Ashland Inc.'s (ASH) fiscal third-quarter earnings fell 41% as
high raw-material costs hurt margins and offset the chemical
company's increased revenue.
"Our principal challenge in the near term continues to be
recovery of raw-material cost increases," Chairman and Chief
Executive James J. O'Brien said. "While Ashland has recovered these
cost increases on an overall basis through pricing, our commercial
units have had varying degrees of success. We will remain focused
on and continue to take appropriate pricing actions to recover our
costs and ultimately restore margins."
O'Brien said raw-material costs increased nearly $60 million
sequentially, roughly double the average increase in the prior
three quarters, and the company essentially offset all of these
increased costs sequentially.
Ashland has benefited from an industrywide resurgence in demand
and earlier multiyear restructuring efforts. The company has raised
prices over the past year to keep up with rising raw-material
costs.
Ashland has also been selling assets to reduce its debt load
after its $2.6 billion takeover of Hercules in 2008. In May,
Ashland announced plans to buy specialty-chemicals supplier
International Specialty Products Inc. for $3.2 billion, a move to
expand its personal-care, pharmaceutical and energy businesses.
Ashland reported a profit of $87 million, or $1.09 a share, down
from $148 million, or $1.85 a share, a year earlier.
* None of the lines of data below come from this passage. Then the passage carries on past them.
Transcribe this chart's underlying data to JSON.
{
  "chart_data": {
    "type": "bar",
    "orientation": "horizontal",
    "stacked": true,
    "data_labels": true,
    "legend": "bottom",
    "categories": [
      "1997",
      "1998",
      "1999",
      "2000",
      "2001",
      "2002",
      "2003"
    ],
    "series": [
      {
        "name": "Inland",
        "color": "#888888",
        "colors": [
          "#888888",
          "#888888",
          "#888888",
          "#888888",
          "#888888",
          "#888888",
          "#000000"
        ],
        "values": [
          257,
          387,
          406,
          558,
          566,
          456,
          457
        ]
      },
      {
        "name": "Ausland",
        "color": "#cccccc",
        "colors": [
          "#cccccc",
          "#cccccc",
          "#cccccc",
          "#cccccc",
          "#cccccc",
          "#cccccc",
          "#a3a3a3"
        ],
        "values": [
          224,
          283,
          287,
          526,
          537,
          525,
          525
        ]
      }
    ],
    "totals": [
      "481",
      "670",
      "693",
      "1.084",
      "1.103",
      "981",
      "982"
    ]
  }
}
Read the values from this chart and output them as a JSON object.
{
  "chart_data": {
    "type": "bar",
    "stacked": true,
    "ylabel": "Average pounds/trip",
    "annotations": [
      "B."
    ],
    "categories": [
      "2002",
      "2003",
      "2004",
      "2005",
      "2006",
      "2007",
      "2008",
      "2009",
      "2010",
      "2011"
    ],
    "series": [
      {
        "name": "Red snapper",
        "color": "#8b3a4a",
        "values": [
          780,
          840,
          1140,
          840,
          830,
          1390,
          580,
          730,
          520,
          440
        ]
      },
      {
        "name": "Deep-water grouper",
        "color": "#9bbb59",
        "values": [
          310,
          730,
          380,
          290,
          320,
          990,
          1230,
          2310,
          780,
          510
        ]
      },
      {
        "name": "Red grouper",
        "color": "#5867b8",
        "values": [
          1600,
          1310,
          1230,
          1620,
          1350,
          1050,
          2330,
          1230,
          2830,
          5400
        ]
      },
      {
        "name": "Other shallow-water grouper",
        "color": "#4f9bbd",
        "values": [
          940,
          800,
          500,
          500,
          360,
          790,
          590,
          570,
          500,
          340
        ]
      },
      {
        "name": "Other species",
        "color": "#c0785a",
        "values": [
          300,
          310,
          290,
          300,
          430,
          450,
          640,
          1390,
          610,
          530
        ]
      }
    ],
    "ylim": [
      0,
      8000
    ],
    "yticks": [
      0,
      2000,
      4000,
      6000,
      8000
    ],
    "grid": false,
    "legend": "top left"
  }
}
The latest
period included $5 million, or 6 cents a share, in charges on
write-downs and expenses related to environmental reserves
associated with legacy sites unrelated to continuing operations.
The year-earlier period included a 45-cent a share gain. Excluding
earnings from its discontinued Ashland Distribution unit and other
charges, Ashland's earnings from continuing operations fell to 92
cents from $1.01.
Revenue increased 13% to $1.67 billion.
Analysts polled by Thomson Reuters most recently forecast
earnings of 84 cents on revenue of $1.65 billion.
Operating margin narrowed to 7.2% from 9.4%.
Sales at the consumer business, which includes Valvoline and
accounts for nearly a third of the company's sales, were up 13%,
despite a 3.7% decrease in lubricant sales. Consumer markets
operating income declined 30%.
Shares closed at $68.50 Wednesday and were inactive premarket.
The stock is up 20% over the past 12 months.